SPRINGFIELD, Mo. — Your wedding day is a moment you will never forget.
“I married her and vowed to protect her and nourish her and cherish her. I ended up abusing her instead. Obviously I was breaking everything I promised before God,” Kirk Johnson said.
“First year of marriage he beat me 11 times,” his Wife Brenda Johnson added.
But, they were newlyweds and Brenda did not want to give up on the marriage.
“I value marriage. In the new marriage I said to myslef that I didn’t want to get a divorce. I wanted to fix the problem and restore the relationship,” she said.
And so did Kirk. He took the initiative to seek help for his actions. He even put himself through a class designed for abusers on two separate occasions.
“About 99.9% of them are forced to come in by the courts,” NACIA Director Dennis Davis said. The NACIA is an organization that offers classes similar to the one Kirk Johnson used.
“We do some awareness. Looking at their past where they learned all this wrong decision making,” Davis said.
He says it’s a learned behavior because a lot of abusers were actually once the victim.
“They’re repeating what they’re exposed to so we try to break that cycle by not passing it on to other adults or children,” Davis said.
Kirk Johnson is one of those cases.
“The first thing I had to get a handle on was to stop the blame shifting. It’s skewed thinking. It’s disfunctional thinking. Having to work through the hurt through my past, it frankly created a rage inside of me that I took out on her,” Kirk Johnson said.
Brenda’s abuse continued for 9 years. It was not often physical abuse, but actions that were still considered abuse.
“I said, Lord, I give up. Unless you do something in my life, that’s going to be it,” Johnson said.
With prayer and more classes, they are now 17 years abuse-free and even teach a class of their own.
“I have the priviledge of taking my story and pass it on to them and I’ve seen a lot of lives changed as well,” Brenda Johnson said.

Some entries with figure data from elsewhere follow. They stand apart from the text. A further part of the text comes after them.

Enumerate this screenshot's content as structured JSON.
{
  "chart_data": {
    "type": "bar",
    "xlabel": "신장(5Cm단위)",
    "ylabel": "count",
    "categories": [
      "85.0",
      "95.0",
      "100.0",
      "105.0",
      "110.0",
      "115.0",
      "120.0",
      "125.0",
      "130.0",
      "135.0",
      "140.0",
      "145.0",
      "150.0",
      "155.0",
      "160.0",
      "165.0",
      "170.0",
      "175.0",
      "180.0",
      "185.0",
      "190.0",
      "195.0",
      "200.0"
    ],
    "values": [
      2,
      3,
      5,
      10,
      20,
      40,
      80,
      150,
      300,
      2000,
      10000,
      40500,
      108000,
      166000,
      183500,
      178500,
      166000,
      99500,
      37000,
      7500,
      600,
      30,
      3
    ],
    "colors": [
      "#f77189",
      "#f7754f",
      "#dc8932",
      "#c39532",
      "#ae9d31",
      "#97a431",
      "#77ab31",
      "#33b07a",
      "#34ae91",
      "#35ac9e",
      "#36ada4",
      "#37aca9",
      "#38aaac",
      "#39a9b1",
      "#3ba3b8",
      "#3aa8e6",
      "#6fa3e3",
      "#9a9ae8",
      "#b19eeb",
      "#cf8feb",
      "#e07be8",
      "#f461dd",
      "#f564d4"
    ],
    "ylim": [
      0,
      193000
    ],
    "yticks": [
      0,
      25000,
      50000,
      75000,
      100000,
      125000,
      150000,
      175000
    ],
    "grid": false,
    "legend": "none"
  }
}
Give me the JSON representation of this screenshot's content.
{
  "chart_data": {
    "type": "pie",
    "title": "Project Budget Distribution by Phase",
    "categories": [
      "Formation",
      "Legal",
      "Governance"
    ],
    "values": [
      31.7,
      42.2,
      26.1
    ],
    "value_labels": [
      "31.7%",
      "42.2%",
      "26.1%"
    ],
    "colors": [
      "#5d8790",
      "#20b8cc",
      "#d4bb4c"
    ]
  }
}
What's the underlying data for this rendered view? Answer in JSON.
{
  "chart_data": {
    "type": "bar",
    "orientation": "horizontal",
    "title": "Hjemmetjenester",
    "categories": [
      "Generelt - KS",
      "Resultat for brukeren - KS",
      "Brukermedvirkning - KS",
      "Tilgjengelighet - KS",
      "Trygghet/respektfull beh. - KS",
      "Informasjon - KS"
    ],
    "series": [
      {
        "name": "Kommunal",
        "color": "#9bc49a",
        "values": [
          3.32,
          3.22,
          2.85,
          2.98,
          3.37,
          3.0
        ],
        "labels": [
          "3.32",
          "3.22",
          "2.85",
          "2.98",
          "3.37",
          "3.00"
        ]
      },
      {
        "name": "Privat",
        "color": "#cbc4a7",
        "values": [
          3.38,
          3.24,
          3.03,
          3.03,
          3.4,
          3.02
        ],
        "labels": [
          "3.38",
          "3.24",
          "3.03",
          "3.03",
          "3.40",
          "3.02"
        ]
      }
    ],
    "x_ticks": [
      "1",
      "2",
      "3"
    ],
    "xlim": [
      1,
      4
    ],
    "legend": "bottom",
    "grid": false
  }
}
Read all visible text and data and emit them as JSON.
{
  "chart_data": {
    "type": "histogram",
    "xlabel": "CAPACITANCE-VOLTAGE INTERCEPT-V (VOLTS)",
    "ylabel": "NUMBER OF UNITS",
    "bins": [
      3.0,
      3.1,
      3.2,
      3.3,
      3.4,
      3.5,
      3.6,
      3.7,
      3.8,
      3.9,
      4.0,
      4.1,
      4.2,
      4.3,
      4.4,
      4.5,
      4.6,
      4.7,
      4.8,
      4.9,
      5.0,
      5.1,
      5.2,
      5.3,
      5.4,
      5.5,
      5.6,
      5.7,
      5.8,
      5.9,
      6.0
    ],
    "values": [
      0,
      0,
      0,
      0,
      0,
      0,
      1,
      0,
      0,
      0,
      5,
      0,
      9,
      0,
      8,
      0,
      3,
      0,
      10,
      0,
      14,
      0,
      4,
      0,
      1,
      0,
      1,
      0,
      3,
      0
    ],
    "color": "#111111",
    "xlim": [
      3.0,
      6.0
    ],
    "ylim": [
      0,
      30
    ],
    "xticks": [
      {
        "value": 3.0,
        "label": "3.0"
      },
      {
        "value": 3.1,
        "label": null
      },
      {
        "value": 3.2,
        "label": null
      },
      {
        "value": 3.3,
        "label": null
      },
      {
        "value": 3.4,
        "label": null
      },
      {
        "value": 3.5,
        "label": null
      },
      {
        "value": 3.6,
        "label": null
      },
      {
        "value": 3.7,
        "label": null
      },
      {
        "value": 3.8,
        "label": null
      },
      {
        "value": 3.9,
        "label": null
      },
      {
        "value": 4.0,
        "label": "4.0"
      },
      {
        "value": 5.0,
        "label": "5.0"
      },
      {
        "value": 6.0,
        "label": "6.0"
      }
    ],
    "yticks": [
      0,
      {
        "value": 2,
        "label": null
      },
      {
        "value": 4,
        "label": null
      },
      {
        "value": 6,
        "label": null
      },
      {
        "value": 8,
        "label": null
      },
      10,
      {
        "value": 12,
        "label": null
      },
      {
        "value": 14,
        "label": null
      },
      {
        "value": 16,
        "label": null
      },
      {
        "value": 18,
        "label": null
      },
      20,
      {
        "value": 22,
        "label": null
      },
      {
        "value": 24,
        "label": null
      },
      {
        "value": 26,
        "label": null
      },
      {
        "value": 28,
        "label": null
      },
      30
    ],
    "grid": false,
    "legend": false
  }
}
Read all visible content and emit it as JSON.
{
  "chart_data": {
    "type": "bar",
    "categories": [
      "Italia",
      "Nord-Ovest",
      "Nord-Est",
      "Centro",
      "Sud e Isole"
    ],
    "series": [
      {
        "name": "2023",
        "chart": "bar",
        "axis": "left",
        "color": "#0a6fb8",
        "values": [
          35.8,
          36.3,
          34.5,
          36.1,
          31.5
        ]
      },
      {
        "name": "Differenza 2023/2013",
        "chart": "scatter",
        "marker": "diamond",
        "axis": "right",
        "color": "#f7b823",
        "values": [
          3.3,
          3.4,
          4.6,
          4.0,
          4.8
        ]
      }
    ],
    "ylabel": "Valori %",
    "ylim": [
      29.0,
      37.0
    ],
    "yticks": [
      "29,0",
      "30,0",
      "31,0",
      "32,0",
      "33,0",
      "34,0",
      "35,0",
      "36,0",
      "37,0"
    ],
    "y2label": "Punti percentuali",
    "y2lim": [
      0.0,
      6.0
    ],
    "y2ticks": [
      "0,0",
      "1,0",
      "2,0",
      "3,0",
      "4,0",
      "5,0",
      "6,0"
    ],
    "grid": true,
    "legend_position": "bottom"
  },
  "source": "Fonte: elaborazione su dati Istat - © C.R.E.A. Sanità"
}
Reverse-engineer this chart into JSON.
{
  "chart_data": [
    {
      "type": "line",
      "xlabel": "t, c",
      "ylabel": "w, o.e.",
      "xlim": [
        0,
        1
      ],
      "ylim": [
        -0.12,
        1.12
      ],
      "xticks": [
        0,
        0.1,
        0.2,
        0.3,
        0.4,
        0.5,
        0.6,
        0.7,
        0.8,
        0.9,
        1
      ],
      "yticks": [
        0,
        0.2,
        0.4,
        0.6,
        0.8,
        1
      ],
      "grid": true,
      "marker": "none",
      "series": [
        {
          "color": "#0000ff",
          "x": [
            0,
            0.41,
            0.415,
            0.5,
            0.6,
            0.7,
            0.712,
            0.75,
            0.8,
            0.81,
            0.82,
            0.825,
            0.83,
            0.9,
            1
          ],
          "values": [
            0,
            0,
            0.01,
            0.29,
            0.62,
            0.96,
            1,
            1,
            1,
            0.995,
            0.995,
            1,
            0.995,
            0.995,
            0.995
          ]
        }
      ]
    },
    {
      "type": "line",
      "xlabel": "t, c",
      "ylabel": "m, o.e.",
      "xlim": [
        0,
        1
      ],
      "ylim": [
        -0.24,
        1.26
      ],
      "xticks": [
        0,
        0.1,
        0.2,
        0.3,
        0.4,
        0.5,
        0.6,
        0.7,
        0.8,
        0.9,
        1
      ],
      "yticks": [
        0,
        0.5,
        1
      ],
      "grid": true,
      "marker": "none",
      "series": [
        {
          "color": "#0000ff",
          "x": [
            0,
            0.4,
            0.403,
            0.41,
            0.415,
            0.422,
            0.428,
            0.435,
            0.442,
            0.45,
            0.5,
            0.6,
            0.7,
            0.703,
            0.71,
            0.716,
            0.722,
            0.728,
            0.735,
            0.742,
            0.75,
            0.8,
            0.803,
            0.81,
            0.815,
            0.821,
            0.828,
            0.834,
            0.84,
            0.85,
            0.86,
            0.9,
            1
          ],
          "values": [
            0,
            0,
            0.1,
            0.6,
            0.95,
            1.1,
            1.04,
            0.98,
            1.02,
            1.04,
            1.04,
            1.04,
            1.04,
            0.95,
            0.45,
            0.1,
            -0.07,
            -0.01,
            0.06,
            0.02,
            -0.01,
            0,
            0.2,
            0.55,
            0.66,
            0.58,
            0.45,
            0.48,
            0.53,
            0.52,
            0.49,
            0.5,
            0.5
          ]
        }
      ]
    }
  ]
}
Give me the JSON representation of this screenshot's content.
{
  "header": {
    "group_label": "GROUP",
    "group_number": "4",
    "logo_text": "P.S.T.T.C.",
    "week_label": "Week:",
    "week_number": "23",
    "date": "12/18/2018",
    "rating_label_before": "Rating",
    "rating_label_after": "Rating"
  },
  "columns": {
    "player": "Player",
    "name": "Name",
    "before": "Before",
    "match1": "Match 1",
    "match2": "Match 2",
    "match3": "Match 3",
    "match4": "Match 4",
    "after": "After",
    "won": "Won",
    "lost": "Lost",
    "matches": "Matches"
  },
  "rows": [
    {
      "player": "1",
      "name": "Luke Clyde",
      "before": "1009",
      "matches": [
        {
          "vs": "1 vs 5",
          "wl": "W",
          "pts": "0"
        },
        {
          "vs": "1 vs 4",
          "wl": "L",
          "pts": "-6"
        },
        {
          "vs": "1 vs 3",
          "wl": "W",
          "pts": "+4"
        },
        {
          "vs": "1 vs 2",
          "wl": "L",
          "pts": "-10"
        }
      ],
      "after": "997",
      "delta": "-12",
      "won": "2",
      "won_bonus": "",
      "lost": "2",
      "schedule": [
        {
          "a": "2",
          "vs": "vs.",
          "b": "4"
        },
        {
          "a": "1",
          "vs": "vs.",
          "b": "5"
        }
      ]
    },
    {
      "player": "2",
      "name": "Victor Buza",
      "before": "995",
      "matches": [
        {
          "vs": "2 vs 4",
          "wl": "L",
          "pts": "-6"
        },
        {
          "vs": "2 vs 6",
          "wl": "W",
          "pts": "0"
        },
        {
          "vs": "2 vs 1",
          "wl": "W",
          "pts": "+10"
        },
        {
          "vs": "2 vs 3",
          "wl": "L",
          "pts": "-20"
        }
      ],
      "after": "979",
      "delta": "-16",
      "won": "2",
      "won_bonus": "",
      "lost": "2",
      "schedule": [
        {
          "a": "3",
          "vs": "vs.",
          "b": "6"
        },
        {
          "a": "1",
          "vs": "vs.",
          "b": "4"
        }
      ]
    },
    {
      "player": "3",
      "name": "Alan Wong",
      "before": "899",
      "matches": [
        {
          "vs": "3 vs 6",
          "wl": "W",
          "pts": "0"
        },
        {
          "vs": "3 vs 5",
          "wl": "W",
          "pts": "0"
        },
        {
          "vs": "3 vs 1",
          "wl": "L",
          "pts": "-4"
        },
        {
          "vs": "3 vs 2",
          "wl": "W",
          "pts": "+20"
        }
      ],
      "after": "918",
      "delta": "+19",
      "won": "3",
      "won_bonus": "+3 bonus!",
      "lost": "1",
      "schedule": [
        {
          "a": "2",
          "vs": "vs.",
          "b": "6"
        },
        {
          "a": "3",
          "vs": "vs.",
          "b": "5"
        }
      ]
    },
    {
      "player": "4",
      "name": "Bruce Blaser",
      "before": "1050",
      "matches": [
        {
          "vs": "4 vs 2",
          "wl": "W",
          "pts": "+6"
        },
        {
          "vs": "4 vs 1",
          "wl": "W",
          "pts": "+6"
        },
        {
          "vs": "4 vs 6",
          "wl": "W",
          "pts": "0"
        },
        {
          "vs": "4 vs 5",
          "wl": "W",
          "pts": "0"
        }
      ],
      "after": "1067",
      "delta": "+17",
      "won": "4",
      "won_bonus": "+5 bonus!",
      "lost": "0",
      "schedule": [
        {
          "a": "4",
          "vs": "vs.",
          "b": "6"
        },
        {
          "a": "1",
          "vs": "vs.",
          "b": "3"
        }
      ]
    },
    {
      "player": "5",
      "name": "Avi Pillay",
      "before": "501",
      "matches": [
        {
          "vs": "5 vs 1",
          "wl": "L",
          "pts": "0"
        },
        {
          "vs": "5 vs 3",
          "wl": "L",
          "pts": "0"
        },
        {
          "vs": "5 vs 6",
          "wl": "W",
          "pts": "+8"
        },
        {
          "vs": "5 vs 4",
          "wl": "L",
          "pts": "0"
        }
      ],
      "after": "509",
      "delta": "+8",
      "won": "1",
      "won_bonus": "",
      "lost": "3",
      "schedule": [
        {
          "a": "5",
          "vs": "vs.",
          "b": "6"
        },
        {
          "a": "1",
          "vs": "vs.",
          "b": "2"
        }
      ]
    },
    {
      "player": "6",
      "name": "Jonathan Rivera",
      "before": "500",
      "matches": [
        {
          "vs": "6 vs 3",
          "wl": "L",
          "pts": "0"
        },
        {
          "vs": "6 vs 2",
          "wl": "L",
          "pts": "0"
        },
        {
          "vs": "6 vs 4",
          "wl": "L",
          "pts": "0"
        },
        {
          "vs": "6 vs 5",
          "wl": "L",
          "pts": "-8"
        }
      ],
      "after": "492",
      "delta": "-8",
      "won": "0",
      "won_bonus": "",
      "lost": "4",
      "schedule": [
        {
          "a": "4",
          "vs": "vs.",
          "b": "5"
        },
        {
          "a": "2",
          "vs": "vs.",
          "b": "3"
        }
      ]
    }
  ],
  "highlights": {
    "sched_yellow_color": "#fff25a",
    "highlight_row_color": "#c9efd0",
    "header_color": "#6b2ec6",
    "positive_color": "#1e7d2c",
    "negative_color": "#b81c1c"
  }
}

The couple uses it’s experience to now help other couples.
“Number one, the abuser has to actively seek help and really want it. Number two there’s a contract that we do…where both couples sit down and say this is how we’re going to handle a conflict,” Kirk Johnson said.
It is a plan that helped save Brenda and Kirk’s marriage and hopefully stopped the cycle of abuse in their family.